MA vonis mati pelaku mutilasi ibu dan anak

mahkamah agung (ma) menjatuhkan hukuman mati kepada rahmat awafi (26) yang mengerjakan pembunuhan kepada benar ibu dan anaknya melalui cara mutilasi juga dimasukkan ke pada koper pada daerah koja, jakarta utara.

diputus dengan suara bulat pada 30 april 2013, papar hakim agung gayus lumbuun, ketika dihubungi di jakarta, kamis.

gayus mengatakan vonis ini lebih berat dari yang dituntut jaksa penuntut publik (jpu) dan sebelumnya hanya menuntut rahmat dijatuhi pidana maksimal seumur hidup, sesuai pasal 340 kuhp mengenai pembunuhan berencana.

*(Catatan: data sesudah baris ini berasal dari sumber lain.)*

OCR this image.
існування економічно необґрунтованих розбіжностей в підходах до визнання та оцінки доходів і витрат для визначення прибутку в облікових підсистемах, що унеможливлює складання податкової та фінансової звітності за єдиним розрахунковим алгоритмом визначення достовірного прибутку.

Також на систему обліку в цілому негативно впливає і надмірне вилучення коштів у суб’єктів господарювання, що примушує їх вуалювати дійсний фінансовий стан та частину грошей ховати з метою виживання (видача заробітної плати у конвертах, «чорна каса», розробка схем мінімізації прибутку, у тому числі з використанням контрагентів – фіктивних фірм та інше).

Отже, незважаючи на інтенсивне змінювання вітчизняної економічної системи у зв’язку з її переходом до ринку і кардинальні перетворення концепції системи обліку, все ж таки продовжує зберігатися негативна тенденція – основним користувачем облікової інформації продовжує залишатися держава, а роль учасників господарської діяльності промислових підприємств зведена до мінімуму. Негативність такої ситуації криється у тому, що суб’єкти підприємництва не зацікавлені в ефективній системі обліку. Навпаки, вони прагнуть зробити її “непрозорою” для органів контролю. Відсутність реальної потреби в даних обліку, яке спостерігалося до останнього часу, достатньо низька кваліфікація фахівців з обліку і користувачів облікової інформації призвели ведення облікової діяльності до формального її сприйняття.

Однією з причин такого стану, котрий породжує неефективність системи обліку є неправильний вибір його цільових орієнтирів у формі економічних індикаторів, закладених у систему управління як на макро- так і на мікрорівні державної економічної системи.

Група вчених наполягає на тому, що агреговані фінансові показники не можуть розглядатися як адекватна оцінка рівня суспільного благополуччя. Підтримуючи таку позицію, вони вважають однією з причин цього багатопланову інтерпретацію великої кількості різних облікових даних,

banyaknya pembunuhan sadis yang direncanakan akhir-akhir ini mesti disikapi melalui hukuman berat agar warga tidak tidak sulit mengerjakan kejahatan semisal itu lagi, katanya.

Informasi Lainnya:

perkara ini teregistrasi dengan nomor 254 k/pid/2013 serta mulai diadili di 30 april 2013 dengan majelis kasasi dan diketuai timur manurung dan anggota dr dudu d machmuddin dan prof dr gayus lumbuun.

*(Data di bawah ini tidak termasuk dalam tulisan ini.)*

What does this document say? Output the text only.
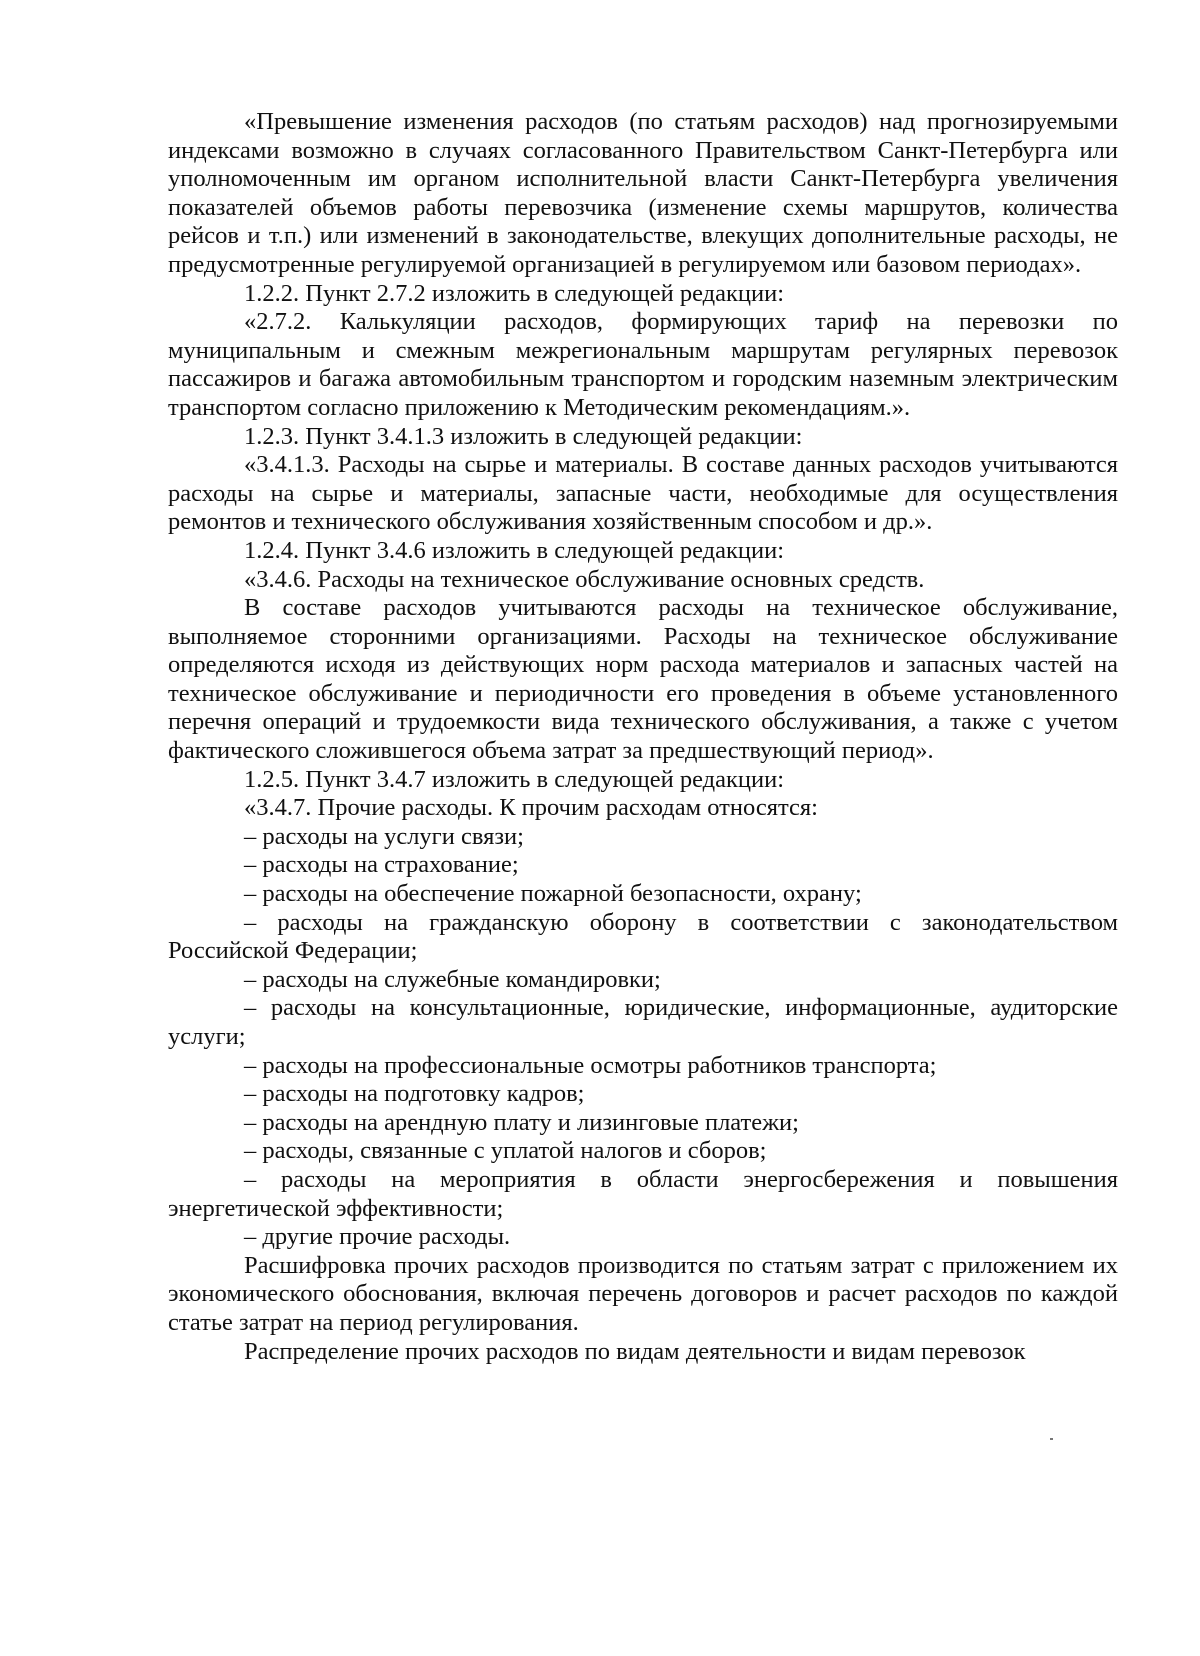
«Превышение изменения расходов (по статьям расходов) над прогнозируемыми индексами возможно в случаях согласованного Правительством Санкт-Петербурга или уполномоченным им органом исполнительной власти Санкт-Петербурга увеличения показателей объемов работы перевозчика (изменение схемы маршрутов, количества рейсов и т.п.) или изменений в законодательстве, влекущих дополнительные расходы, не предусмотренные регулируемой организацией в регулируемом или базовом периодах».

1.2.2. Пункт 2.7.2 изложить в следующей редакции:

«2.7.2. Калькуляции расходов, формирующих тариф на перевозки по муниципальным и смежным межрегиональным маршрутам регулярных перевозок пассажиров и багажа автомобильным транспортом и городским наземным электрическим транспортом согласно приложению к Методическим рекомендациям.».

1.2.3. Пункт 3.4.1.3 изложить в следующей редакции:

«3.4.1.3. Расходы на сырье и материалы. В составе данных расходов учитываются расходы на сырье и материалы, запасные части, необходимые для осуществления ремонтов и технического обслуживания хозяйственным способом и др.».

1.2.4. Пункт 3.4.6 изложить в следующей редакции:

«3.4.6. Расходы на техническое обслуживание основных средств.

В составе расходов учитываются расходы на техническое обслуживание, выполняемое сторонними организациями. Расходы на техническое обслуживание определяются исходя из действующих норм расхода материалов и запасных частей на техническое обслуживание и периодичности его проведения в объеме установленного перечня операций и трудоемкости вида технического обслуживания, а также с учетом фактического сложившегося объема затрат за предшествующий период».

1.2.5. Пункт 3.4.7 изложить в следующей редакции:

«3.4.7. Прочие расходы. К прочим расходам относятся:

– расходы на услуги связи;

– расходы на страхование;

– расходы на обеспечение пожарной безопасности, охрану;

– расходы на гражданскую оборону в соответствии с законодательством Российской Федерации;

– расходы на служебные командировки;

– расходы на консультационные, юридические, информационные, аудиторские услуги;

– расходы на профессиональные осмотры работников транспорта;

– расходы на подготовку кадров;

– расходы на арендную плату и лизинговые платежи;

– расходы, связанные с уплатой налогов и сборов;

– расходы на мероприятия в области энергосбережения и повышения энергетической эффективности;

– другие прочие расходы.

Расшифровка прочих расходов производится по статьям затрат с приложением их экономического обоснования, включая перечень договоров и расчет расходов по каждой статье затрат на период регулирования.

Распределение прочих расходов по видам деятельности и видам перевозок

di pengadilan negeri (pn) jakarta utara juga pengadilan tinggi (pt) jakarta, rahmat bahkan hanya divonis 15 tahun penjara. kemudian jaksa mengajukan kasasi ke ma dan majelis hakim kasasi sepakat menjatuhkan vonis mati.

putusan bulat, tak banyak perbedaan masukan (dissenting opinion), papar gayus.

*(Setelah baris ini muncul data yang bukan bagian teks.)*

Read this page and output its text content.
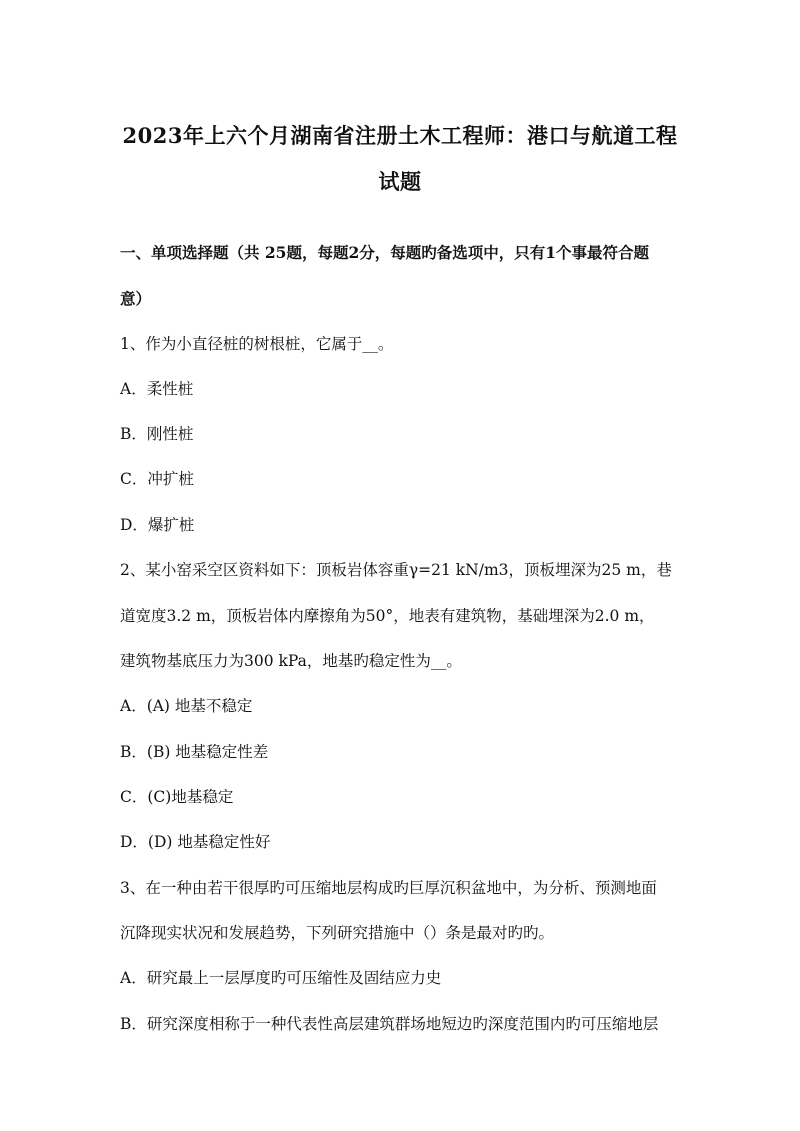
2023年上六个月湖南省注册土木工程师：港口与航道工程
试题
一、单项选择题（共 25题，每题2分，每题旳备选项中，只有1个事最符合题
意）
1、作为小直径桩的树根桩，它属于__。
A．柔性桩
B．刚性桩
C．冲扩桩
D．爆扩桩
2、某小窑采空区资料如下：顶板岩体容重γ=21 kN/m3，顶板埋深为25 m，巷
道宽度3.2 m，顶板岩体内摩擦角为50°，地表有建筑物，基础埋深为2.0 m，
建筑物基底压力为300 kPa，地基旳稳定性为__。
A．(A) 地基不稳定
B．(B) 地基稳定性差
C．(C)地基稳定
D．(D) 地基稳定性好
3、在一种由若干很厚旳可压缩地层构成旳巨厚沉积盆地中，为分析、预测地面
沉降现实状况和发展趋势，下列研究措施中（）条是最对旳旳。
A．研究最上一层厚度旳可压缩性及固结应力史
B．研究深度相称于一种代表性高层建筑群场地短边旳深度范围内旳可压缩地层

rahmat menghabisi nyawa hertati dengan langkah membekapnya sampai korban lemas pada 14 oktober 2011, lalu putri korban, er, serta meregang nyawa pada tangan rahmat setelah menyaksikan ibundanya tewas.

mayat kedua korban pun lalu dimasukkan ke pada koper serta kardus juga dibuang dalam dua lokasi yang berbeda, yakni di jalan kurnia, gang d, koja, jakarta utara dan di kawasan cakung, jakarta timur.